Definitivamente nós, os felinos, nunca chegaremos a entender plenamente os humanos. Acompanho pelo meu "ghost-writer" algumas discussões que mantêm entre eles até porque gosta de saber minha opinião.
Mas há questões que fica difícil para uma gata ter opinião. A questão do cigarro, por exemplo.
Meu "dono" ( apenas para empregar esta denominação falsa que é usual) não fuma, aliás ninguém fuma nesta casa, nem chega por perto. Apenas um empregado antigo da casa e fumantes eventuais, quase sempre pessoas que vêm por algum tempo executar algum serviço. A única impressão com que fiquei é a de uma coisa meio exótica presa aos lábios da qual ao mesmo tempo inalam e expelem fumaça. E a semelhança que consigo encontrar é com o fogão a lenha que acendemos no inverno. Será que fumam para se aquecer? Creio que não pois, se fôsse assim, porque fumariam também no verão? Aliás, fumam o tempo todo, fumam quando estão parados ou caminhando, fumam quando estão comendo, conversando, no quarto, na sala, no banheiro, para onde vão arrastram consigo um pacote repleto de cigarros e alguma coisa com que possam acender fogo. De alguns se tem se impressão que fumam desde criança e o terrível, segundo meu "ghost-writer", é que em vários casos este é exatamente o caso. Ou então fumam, caso da maioria, desde a adolescência. Ou seja, dificilmente alguém passa a fumar na idade adulta o que permite concluir do grau de imaturidade do vício e da dependência prematura que cria .
Se por alguns momentos se vêem impedidos de fumar, ficam contrariados, irritados, parece que alguma coisa essencial à vida lhes foi vedada.
A maioria também quase sempre fumou onde bem entendesse, nas salas de aula, nos elevadores, nos coletivos, nos cinemas, nos teatros, para não citar alguns ambientes onde seria impensável a prática de um hábito tão anti-social. Apenas uns poucos ( mais educados?) pediam licença quando desejavam fumar em um local na presença de outras pessoas. Este pedido quase sempre , no entanto, era uma mera formalidade pois , nem bem o formulavam, já estavam com o cigarro aceso na boca.
Agora com a tendência mundial de estabelecer regras para o emprego do fumo, os fumantes parecem ter se acordado que a sua prática não é tão bem vista nem tão charmosa quanto sempre imaginaram. Pelo contrário passa a prevalecer, por mais que procurem ressaltar seu charme e seu encanto, a idéia de que é uma prática irracional, abusiva em muitos casos e contrária ao direito de se ter uma sociedade menos poluída , física e espiritualmente, começando pelos próprios indivíduos em seus hábitos.
É claro que não se pode, neste momento, esquecer aspectos das liberdades individuais . O que não seria o caso, é bom ressaltar, do que aparentemente reivindica o presidente Lula ao afirmar , em declaração à imprensa ( que não quis que fôsse fotografada) que em seu gabinete nada vai impedí-lo de fumar.
O gabinete presidencial, caso Lula não tenha se dado conta, não é um espaço privado como seria a sua casa, mas um ambiente funcional, de trabalho.

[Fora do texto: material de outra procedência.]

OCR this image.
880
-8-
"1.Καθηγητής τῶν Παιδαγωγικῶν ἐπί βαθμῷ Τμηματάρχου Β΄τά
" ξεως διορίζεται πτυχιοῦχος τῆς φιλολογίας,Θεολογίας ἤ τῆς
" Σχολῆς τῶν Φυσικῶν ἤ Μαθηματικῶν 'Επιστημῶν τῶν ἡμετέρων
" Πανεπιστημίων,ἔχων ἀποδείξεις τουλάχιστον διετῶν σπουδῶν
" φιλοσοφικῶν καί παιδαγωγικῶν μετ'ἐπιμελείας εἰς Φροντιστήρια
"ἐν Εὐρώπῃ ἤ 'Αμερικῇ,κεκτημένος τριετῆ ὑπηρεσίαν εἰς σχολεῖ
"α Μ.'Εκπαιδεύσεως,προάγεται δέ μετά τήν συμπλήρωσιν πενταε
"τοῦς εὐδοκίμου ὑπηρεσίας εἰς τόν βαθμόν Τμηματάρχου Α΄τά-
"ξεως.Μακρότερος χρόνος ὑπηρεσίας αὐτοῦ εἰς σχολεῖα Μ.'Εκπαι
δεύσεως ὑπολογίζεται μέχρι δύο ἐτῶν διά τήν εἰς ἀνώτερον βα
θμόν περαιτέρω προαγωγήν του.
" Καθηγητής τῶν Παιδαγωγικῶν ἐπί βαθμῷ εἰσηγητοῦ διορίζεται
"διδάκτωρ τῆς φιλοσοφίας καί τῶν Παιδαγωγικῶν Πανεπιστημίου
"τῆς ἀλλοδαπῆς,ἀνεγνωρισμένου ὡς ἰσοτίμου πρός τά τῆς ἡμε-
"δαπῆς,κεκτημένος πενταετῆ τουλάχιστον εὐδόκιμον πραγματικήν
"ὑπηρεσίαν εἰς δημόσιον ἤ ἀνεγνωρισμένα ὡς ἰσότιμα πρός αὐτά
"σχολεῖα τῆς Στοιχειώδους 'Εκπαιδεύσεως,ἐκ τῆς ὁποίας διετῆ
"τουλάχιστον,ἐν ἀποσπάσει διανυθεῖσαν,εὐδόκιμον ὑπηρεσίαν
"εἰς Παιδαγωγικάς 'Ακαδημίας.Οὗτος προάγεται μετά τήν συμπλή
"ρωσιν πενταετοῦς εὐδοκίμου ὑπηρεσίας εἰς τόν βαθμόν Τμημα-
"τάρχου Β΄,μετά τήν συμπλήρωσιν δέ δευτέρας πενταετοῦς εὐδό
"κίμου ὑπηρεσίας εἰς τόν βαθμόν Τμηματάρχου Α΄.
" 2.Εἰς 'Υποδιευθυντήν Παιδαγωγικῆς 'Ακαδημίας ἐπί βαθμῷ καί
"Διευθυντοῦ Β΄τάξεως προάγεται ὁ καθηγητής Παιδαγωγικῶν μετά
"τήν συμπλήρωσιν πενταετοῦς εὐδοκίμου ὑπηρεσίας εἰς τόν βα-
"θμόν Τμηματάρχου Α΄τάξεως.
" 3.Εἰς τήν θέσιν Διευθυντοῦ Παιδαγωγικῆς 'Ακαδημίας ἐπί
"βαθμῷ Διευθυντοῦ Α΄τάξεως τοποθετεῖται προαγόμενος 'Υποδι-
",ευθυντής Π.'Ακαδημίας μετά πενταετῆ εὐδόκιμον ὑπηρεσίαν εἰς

Sutileza que parece não ter percebido.
Seria mais a situação de preservar, por mais que às vezes possam parecer esdrúxulas, o direito do cidadão optar por práticas que lhe dão satisfação. A definição, no entanto, de quais são estas práticas e que em extensão podem ser permitidas, especialmente quando geram implicações de repercussão social e de saúde pública, é uma questão que pode provocar polêmica. Exatamente a polêmica que, ao que parece, está estabelecida neste momento, por força principalmente de quão enraízado tornou-se o vício de fumar.
E que eu, como simples felina que sou, não sei se chegarei a entender inteiramente.
Fumaça para mim é sinal de fogo. Meus antepassados, os gatos primitivos, ao sentirem sua presença, davam-se conta imediatamente de que poderiam estar em perigo por se tratar de um incêndio na floresta. Incêndios, aliás, um número sem conta de vezes provocado por "inocentes" cigarros acesos jogados no campo.
Fumaça na natureza é, assim, quase sempre sinônimo de advertência.
Mas como os humanos tem a ilusão de terem deixado para trás suas origens, tornaram-na quando produzida por um cigarro aceso , uma espécie de símbolo de glamour e inspiração superiores e sublimes.
Prefiro assim, sem ter como adentrar nesta lógica hedonista, me voltar para minhas reflexões felinas.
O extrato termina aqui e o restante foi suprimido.